C’est ainsi que nous avons pu développer un réseau de sympathisants au sein du Ministère de l’Agriculture et ce sont des personnes comme celles-ci qui ont commencé à nous apporter leur soutien, en mettant à notre disposition des informations dont notre organisation avait besoin.

Nous avons ensuite reçu le soutien financier d’un certain nombre d’ONG. Ceci nous a beaucoup aidé parce que nous n’avions pas les moyens de réaliser tout ce à quoi nous aspirions. La coopération française avec l’appui de AFDI (Agriculteurs Français et Développement International) nous a octroyé un fond souple pour nos activités notamment de formation. Ce fonds nous a énormément aidé parce qu’il nous a permis de former nombre de nos membres. Nous avons réalisé de nombreux échanges entre paysans. Nous avons ainsi pu diffuser une grande quantité d’informations au niveau local.

Au fur et à mesure que l’AOPP progressait, d’autres fédérations ont vu le jour. En 1996, les représentants de l’AOPP se sont rendus a une évidence, “l’AOPP n’était plus la seule fédération paysanne d’autres fédérations émergeaient”. Très souvent quand le gouvernement se trouvait en difficulté sur certaines questions il préférait jouer a l’instrumentalisation des entités les plus faibles du mouvement paysan et ainsi affaiblir la position des organisations paysannes.
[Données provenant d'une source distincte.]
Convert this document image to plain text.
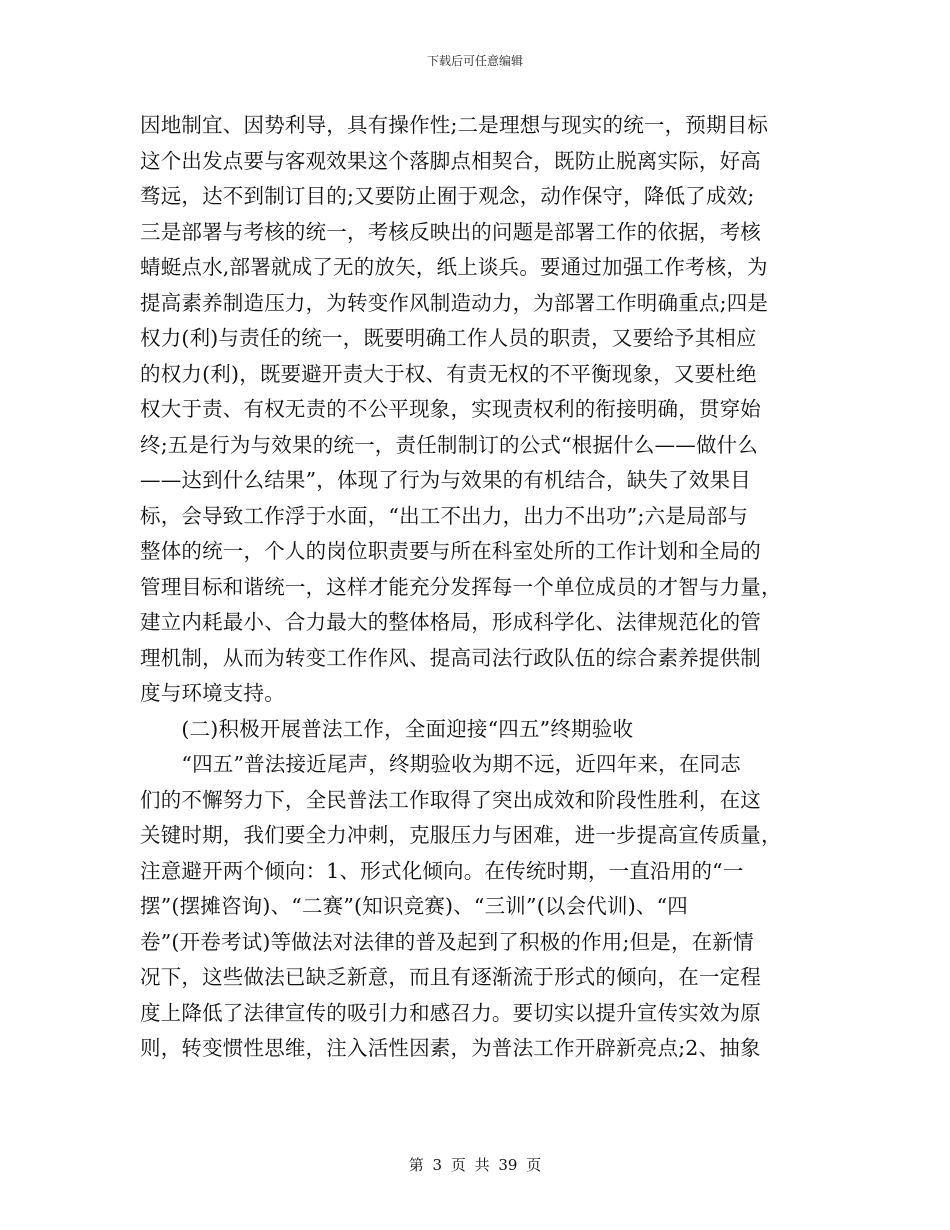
下载后可任意编辑
因地制宜、因势利导，具有操作性;二是理想与现实的统一，预期目标
这个出发点要与客观效果这个落脚点相契合，既防止脱离实际，好高
骛远，达不到制订目的;又要防止囿于观念，动作保守，降低了成效;
三是部署与考核的统一，考核反映出的问题是部署工作的依据，考核
蜻蜓点水,部署就成了无的放矢，纸上谈兵。要通过加强工作考核，为
提高素养制造压力，为转变作风制造动力，为部署工作明确重点;四是
权力(利)与责任的统一，既要明确工作人员的职责，又要给予其相应
的权力(利)，既要避开责大于权、有责无权的不平衡现象，又要杜绝
权大于责、有权无责的不公平现象，实现责权利的衔接明确，贯穿始
终;五是行为与效果的统一，责任制制订的公式“根据什么——做什么
——达到什么结果”，体现了行为与效果的有机结合，缺失了效果目
标，会导致工作浮于水面，“出工不出力，出力不出功”;六是局部与
整体的统一，个人的岗位职责要与所在科室处所的工作计划和全局的
管理目标和谐统一，这样才能充分发挥每一个单位成员的才智与力量，
建立内耗最小、合力最大的整体格局，形成科学化、法律规范化的管
理机制，从而为转变工作作风、提高司法行政队伍的综合素养提供制
度与环境支持。
　　(二)积极开展普法工作，全面迎接“四五”终期验收
　　“四五”普法接近尾声，终期验收为期不远，近四年来，在同志
们的不懈努力下，全民普法工作取得了突出成效和阶段性胜利，在这
关键时期，我们要全力冲刺，克服压力与困难，进一步提高宣传质量，
注意避开两个倾向：1、形式化倾向。在传统时期，一直沿用的“一
摆”(摆摊咨询)、“二赛”(知识竞赛)、“三训”(以会代训)、“四
卷”(开卷考试)等做法对法律的普及起到了积极的作用;但是，在新情
况下，这些做法已缺乏新意，而且有逐渐流于形式的倾向，在一定程
度上降低了法律宣传的吸引力和感召力。要切实以提升宣传实效为原
则，转变惯性思维，注入活性因素，为普法工作开辟新亮点;2、抽象
第 3 页 共 39 页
C’est alors que l’AOPP a décidé d’organiser une grande rencontre avec l’ensemble des différentes fédérations paysannes en vue de trouver une solution a cette dispersion des énergies paysannes.
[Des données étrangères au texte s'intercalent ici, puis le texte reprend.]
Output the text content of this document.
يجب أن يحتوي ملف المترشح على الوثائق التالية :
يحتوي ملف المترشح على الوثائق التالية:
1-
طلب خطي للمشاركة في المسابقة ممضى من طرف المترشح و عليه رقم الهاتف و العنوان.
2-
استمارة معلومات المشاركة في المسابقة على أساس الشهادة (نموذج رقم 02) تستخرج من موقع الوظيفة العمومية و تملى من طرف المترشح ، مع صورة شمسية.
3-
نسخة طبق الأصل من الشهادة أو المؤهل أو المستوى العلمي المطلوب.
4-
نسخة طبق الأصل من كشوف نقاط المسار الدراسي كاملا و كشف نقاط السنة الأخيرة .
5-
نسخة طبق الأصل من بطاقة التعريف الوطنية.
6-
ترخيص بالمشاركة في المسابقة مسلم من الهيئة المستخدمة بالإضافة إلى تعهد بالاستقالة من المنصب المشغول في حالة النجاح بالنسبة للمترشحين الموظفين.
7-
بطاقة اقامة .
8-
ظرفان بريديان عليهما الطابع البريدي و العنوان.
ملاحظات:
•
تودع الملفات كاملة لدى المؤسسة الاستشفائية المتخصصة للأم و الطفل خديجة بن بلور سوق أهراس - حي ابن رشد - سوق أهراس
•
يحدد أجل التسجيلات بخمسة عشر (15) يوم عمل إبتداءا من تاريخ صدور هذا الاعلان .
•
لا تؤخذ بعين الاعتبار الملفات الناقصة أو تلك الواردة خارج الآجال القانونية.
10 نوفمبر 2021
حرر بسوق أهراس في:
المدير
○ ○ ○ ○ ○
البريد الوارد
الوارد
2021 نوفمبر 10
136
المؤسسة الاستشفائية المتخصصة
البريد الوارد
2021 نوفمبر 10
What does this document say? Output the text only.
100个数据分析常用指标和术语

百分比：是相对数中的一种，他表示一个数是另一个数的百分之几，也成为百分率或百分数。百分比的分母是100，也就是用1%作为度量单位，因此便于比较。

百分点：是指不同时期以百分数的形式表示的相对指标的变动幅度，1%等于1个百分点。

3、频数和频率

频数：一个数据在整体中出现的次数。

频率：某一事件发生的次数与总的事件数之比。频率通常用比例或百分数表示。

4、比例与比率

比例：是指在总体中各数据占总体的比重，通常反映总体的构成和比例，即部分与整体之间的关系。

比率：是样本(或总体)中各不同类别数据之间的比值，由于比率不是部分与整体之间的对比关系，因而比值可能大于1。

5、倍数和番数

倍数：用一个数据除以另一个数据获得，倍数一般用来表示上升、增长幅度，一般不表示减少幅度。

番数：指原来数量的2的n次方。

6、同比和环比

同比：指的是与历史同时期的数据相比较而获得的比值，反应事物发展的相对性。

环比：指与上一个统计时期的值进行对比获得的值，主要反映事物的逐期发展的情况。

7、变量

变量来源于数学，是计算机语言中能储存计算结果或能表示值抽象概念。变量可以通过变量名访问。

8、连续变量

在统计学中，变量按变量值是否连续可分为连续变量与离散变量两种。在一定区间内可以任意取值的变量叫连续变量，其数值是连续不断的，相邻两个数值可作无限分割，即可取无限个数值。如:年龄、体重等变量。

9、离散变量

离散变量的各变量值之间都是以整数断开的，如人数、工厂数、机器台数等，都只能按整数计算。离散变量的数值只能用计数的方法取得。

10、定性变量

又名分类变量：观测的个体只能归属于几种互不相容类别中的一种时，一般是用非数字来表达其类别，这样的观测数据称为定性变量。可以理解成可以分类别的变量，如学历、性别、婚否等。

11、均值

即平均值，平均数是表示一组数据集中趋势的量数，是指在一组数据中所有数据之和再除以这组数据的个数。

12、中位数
La Coordination Nationale des Organisations Paysannes

La réunion s’est mal terminée en raison des nombreuses frictions entre les différents dirigeants présents.

Bien que nous affirmions que nous devions travailler conjointement pour faire avancer les choses, les autres fédérations pensaient que l’AOPP voulait prendre le leadership et les dominer. Mais l’AOPP souhaitait juste se poser en porte-parole des autres organisations. Il a fallu beaucoup de temps pour tisser une relation de confiance entre les différentes organisations. L’important est que la réunion a donner naissance à l’idée de créer une plate-forme de discussion entre les différentes organisations. C’est de la qu’est née l’organisation que je préside actuellement, la Coordination Nationale des Organisations Paysannes (CNOP), qui compte aujourd’hui onze fédérations et qui est à l’origine de la première politique agricole authentique élaborée au Mali, qui reconnaît le concept de souveraineté alimentaire -- la loi d’orientation agricole.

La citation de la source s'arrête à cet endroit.